Wir queren schier endlose Hänge, die Perspektive verschiebt sich langsam, gibt neue Gipfel frei, lässt andere verschwinden
In herbstlicher Kühle wandern wir durch das malerische Alfental zum Pfanntörl, wo die Dolomiten schon zum Greifen nahe parat stehen. Alte Kriegspfade mit Stellungen führen entlang der einst bitter umkämpften Grenze zwischen Süd- und Osttirol zum Toblacher Pfannhorn. Wir sehen die Bonner Hütte an der sonnigen Südseite, und recht weit weg erahnen wir das Kreuz auf dem Gipfel des Marchkinkele. Wir queren schier endlose Hänge, die Perspektive verschiebt sich langsam, gibt neue Gipfel frei, lässt andere verschwinden. Bald treffen wir ein mit Pickel und Schaufel ausgestattetes Wegebauteam aus dem Gsiesertal und vom DAV: Zwölf Mal musste der Helikopter fliegen, bis er alle Holzschwellen oben hatte, die dem Steig hinüber zum Marchkinkele wieder Stabilität und Sicherheit geben, berichtet das Team. Wir haben in der nächsten Stunde noch genügend Gelegenheit, ihre Arbeit zu bewundern – und schätzen zu lernen.
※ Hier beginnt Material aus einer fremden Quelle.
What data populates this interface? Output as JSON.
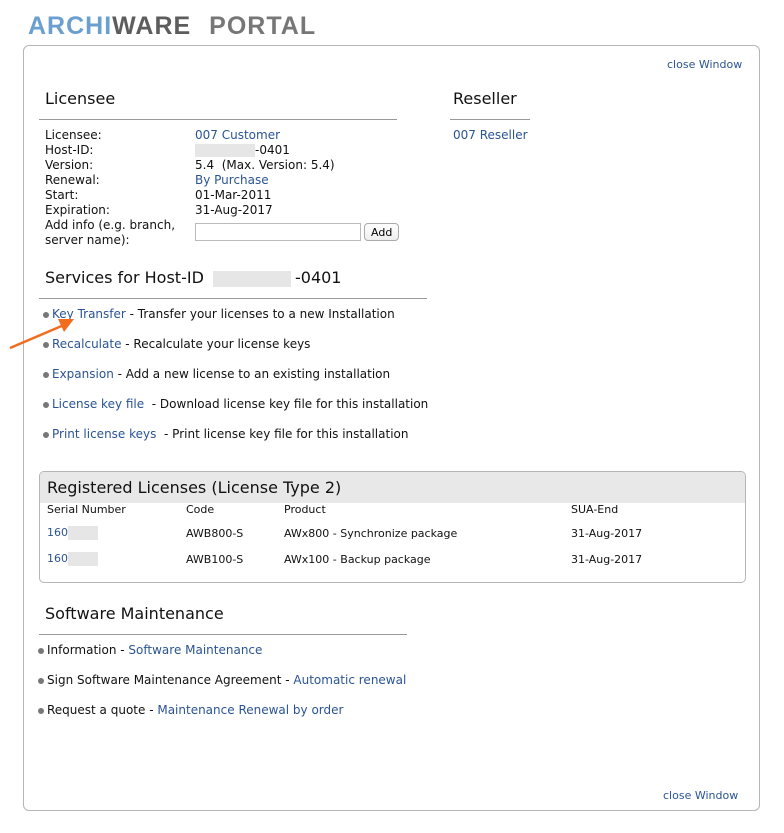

Am Marchkinkele sind wir erstmals wieder von vielen Menschen umgeben. Gleich drei Gruppen packen gerade ihre Rucksäcke, um hinunterzuwandern nach Innichen, Toblach oder zurück zur Thurntaler Rast, wo Straße und Bergbahn von Sillian heraufkommen. Wir steigen die letzten Meter hinauf zum Gipfel mit dem Europa-Kreuz. Noch einmal lassen wir das unglaubliche Panorama auf uns wirken, bevor wir schweren Herzens dorthin zurückkehren müssen, wo für Weite kaum Raum ist und es oft schwerfällt, ruhig zu bleiben.